Ankara Kentindeki bu hayalet yapıların en temel ortak özellikleri, herhangi bir kent planlama ve yatırım planlama süreci yaşanmadan alınan kararlarla ortaya çıkmış olmalarıdır. Kent içerisinde önemli bir ulaşım aksı üzerinde ya da arazinin değerli olduğu bir konumda dikkat çeken kamu arazilerinin belediyeler tarafından kaynak yaratmak üzere kullanılmak istenmesi temel çıkış noktasını oluşturmaktadır. Ancak, çoğunlukla bu arazilerin kullanımı için etki değerlendirme analizleri ve bütüncül planlama çalışmaları yapılmadığından, arazi üzerinde yapılmak istenen yapının çevresi ile ilişkileri, düşünülen işlevin o bölgede yaşayıp yaşamayacağı, kentsel kamuoyunun tepkileri öngörülememektedir.

Hayalet yapılar çoğunlukla parçacı ve noktasal mevzi imar planı değişiklikleri ile yasallaştırılmaya çalışılmaktadır. Yapılan bu imar planı değişiklikleri kentsel kamuoyunda ciddi tepki toplarken eldeki kaynaklar tüketilene kadar inşaat devam etmektedir. Açılan davalar ve tepkiler yapılan hülle plan değişiklikleri ile savuşturulmaya çalışılmaktadır. Ancak, bu çabalar sonucu değiştirmemektedir. Ankara’nın değişik yerlerinde kağıt üzerinde yasallaştırılmaya çalışılan ancak kentle bir türlü bütünleşemeyen, işlevsel olarak kullanılamayan hayalet binalar ortaya çıkmaktadır.

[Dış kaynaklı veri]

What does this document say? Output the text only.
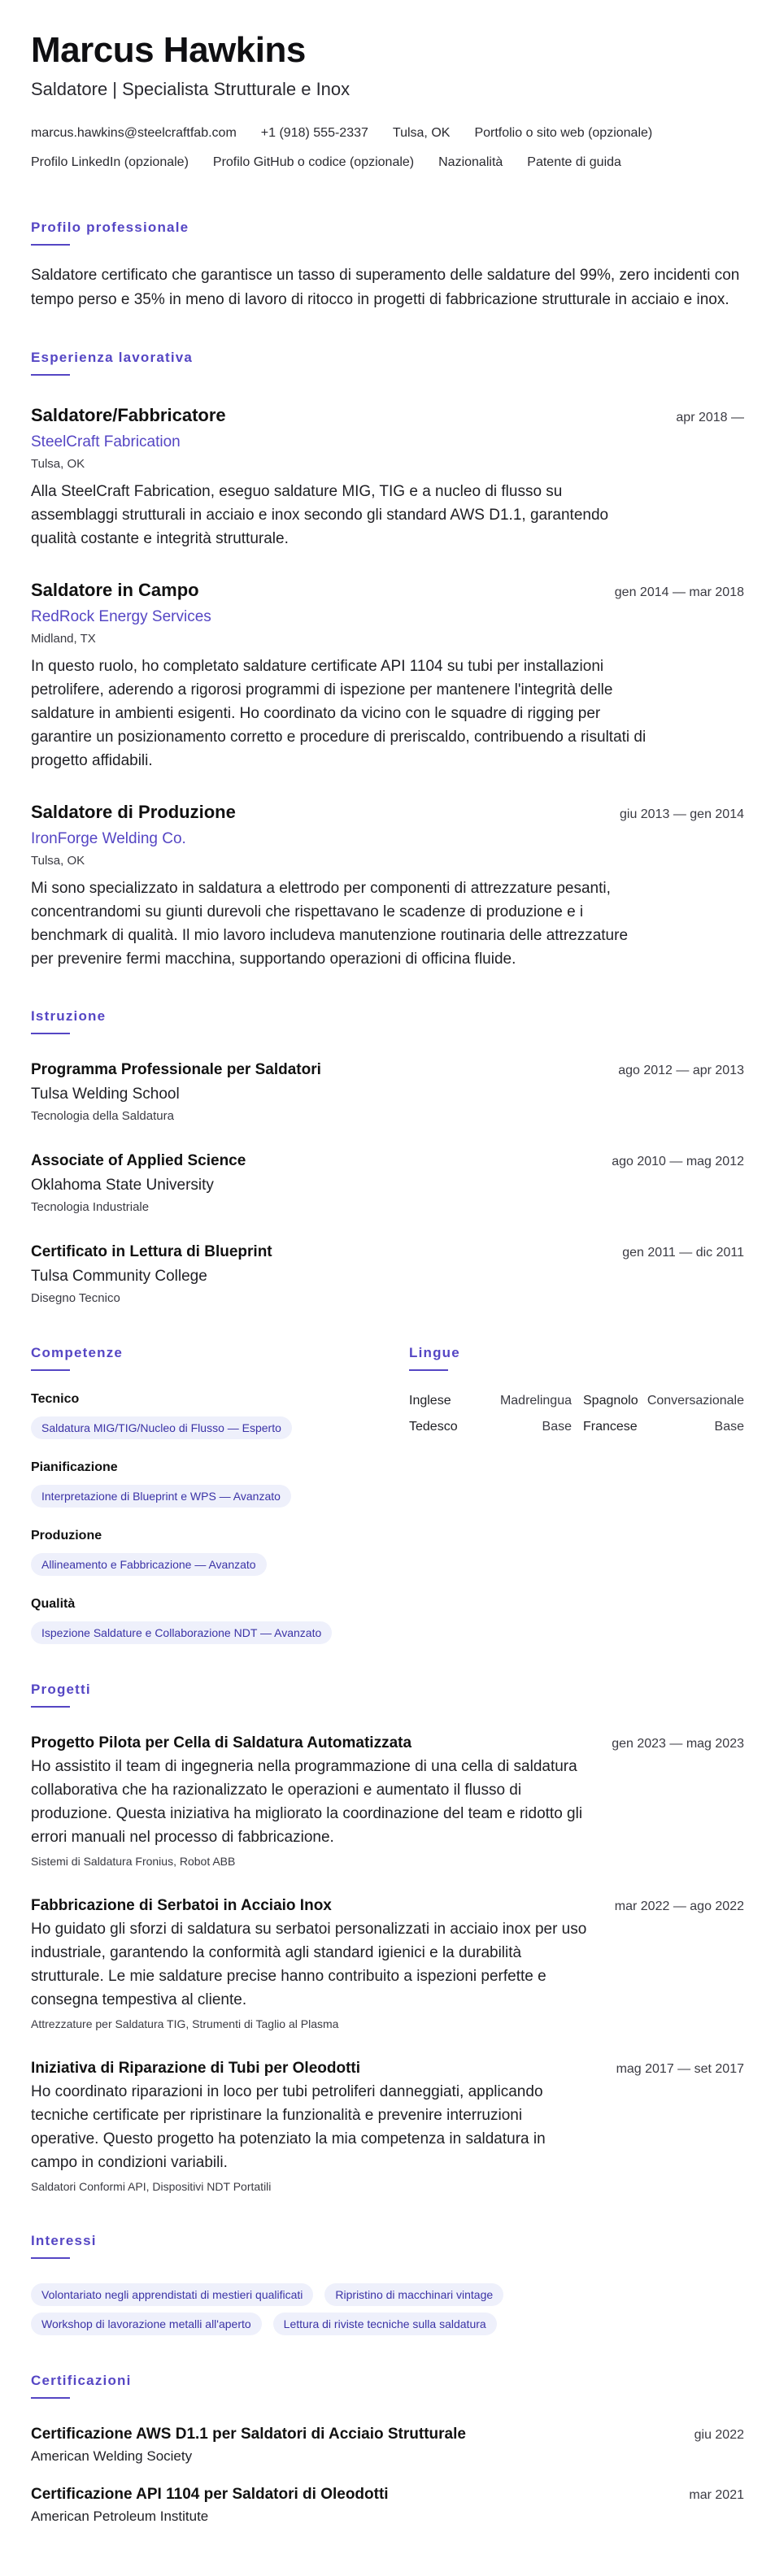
Marcus Hawkins
Saldatore | Specialista Strutturale e Inox
marcus.hawkins@steelcraftfab.com +1 (918) 555-2337 Tulsa, OK Portfolio o sito web (opzionale)
Profilo LinkedIn (opzionale) Profilo GitHub o codice (opzionale) Nazionalità Patente di guida
Profilo professionale

Saldatore certificato che garantisce un tasso di superamento delle saldature del 99%, zero incidenti con tempo perso e 35% in meno di lavoro di ritocco in progetti di fabbricazione strutturale in acciaio e inox.

Esperienza lavorativa
Saldatore/Fabbricatore	apr 2018 —
SteelCraft Fabrication
Tulsa, OK

Alla SteelCraft Fabrication, eseguo saldature MIG, TIG e a nucleo di flusso su assemblaggi strutturali in acciaio e inox secondo gli standard AWS D1.1, garantendo qualità costante e integrità strutturale.

Saldatore in Campo	gen 2014 — mar 2018
RedRock Energy Services
Midland, TX

In questo ruolo, ho completato saldature certificate API 1104 su tubi per installazioni petrolifere, aderendo a rigorosi programmi di ispezione per mantenere l'integrità delle saldature in ambienti esigenti. Ho coordinato da vicino con le squadre di rigging per garantire un posizionamento corretto e procedure di preriscaldo, contribuendo a risultati di progetto affidabili.

Saldatore di Produzione	giu 2013 — gen 2014
IronForge Welding Co.
Tulsa, OK

Mi sono specializzato in saldatura a elettrodo per componenti di attrezzature pesanti, concentrandomi su giunti durevoli che rispettavano le scadenze di produzione e i benchmark di qualità. Il mio lavoro includeva manutenzione routinaria delle attrezzature per prevenire fermi macchina, supportando operazioni di officina fluide.

Istruzione
Programma Professionale per Saldatori	ago 2012 — apr 2013
Tulsa Welding School
Tecnologia della Saldatura
Associate of Applied Science	ago 2010 — mag 2012
Oklahoma State University
Tecnologia Industriale
Certificato in Lettura di Blueprint	gen 2011 — dic 2011
Tulsa Community College
Disegno Tecnico
Competenze
Tecnico
Saldatura MIG/TIG/Nucleo di Flusso — Esperto
Pianificazione
Interpretazione di Blueprint e WPS — Avanzato
Produzione
Allineamento e Fabbricazione — Avanzato
Qualità
Ispezione Saldature e Collaborazione NDT — Avanzato
Lingue
Inglese	Madrelingua Spagnolo Conversazionale
Tedesco	Base Francese	Base
Progetti
Progetto Pilota per Cella di Saldatura Automatizzata	gen 2023 — mag 2023

Ho assistito il team di ingegneria nella programmazione di una cella di saldatura collaborativa che ha razionalizzato le operazioni e aumentato il flusso di produzione. Questa iniziativa ha migliorato la coordinazione del team e ridotto gli errori manuali nel processo di fabbricazione.

Sistemi di Saldatura Fronius, Robot ABB
Fabbricazione di Serbatoi in Acciaio Inox	mar 2022 — ago 2022

Ho guidato gli sforzi di saldatura su serbatoi personalizzati in acciaio inox per uso industriale, garantendo la conformità agli standard igienici e la durabilità strutturale. Le mie saldature precise hanno contribuito a ispezioni perfette e consegna tempestiva al cliente.

Attrezzature per Saldatura TIG, Strumenti di Taglio al Plasma
Iniziativa di Riparazione di Tubi per Oleodotti	mag 2017 — set 2017

Ho coordinato riparazioni in loco per tubi petroliferi danneggiati, applicando tecniche certificate per ripristinare la funzionalità e prevenire interruzioni operative. Questo progetto ha potenziato la mia competenza in saldatura in campo in condizioni variabili.

Saldatori Conformi API, Dispositivi NDT Portatili
Interessi
Volontariato negli apprendistati di mestieri qualificati	Ripristino di macchinari vintage
Workshop di lavorazione metalli all'aperto	Lettura di riviste tecniche sulla saldatura
Certificazioni
Certificazione AWS D1.1 per Saldatori di Acciaio Strutturale	giu 2022
American Welding Society
Certificazione API 1104 per Saldatori di Oleodotti	mar 2021
American Petroleum Institute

Hayalet Yapılarda Akılcı Olmayan Kaynak Kullanımı

Bu yapıların temel sorunlarında birisi de belediyelerin kıt kaynaklarının önemli bir kısmının bu yapıların inşasında çağdaş işletme yaklaşımları olmaksızın kullanılmasıdır. Çoğunlukla nakit akışı, kaynak kullanım verimliliği gibi unsurlar dikkate alınmaksızın inşaat başlanmakta ve verimsiz yatırımlar ortaya çıkmaktadır. Kaynağın bitmesi ile yapılar yarım kalmakta, kaynak temini için yeni imar planı değişiklikleriyle yapının bulunduğu kamu arazilerinin özel sektöre aktarılması gündeme getirilmektedir. Bu durum beraberinde kentin hiçbir yerinde olmayan ayrıcalıklı imar haklarının tanınmasını da beraberinde getirmektedir. Kimi zaman da ortaya çıkmış bu yapılara sonradan işlev kazandırılmaya çalışılmaktadır. Her iki durumda da hayalet yapılar kalıcılaşmakta, kentsel alanda kente kazandırılamayan alanlar artmaktadır.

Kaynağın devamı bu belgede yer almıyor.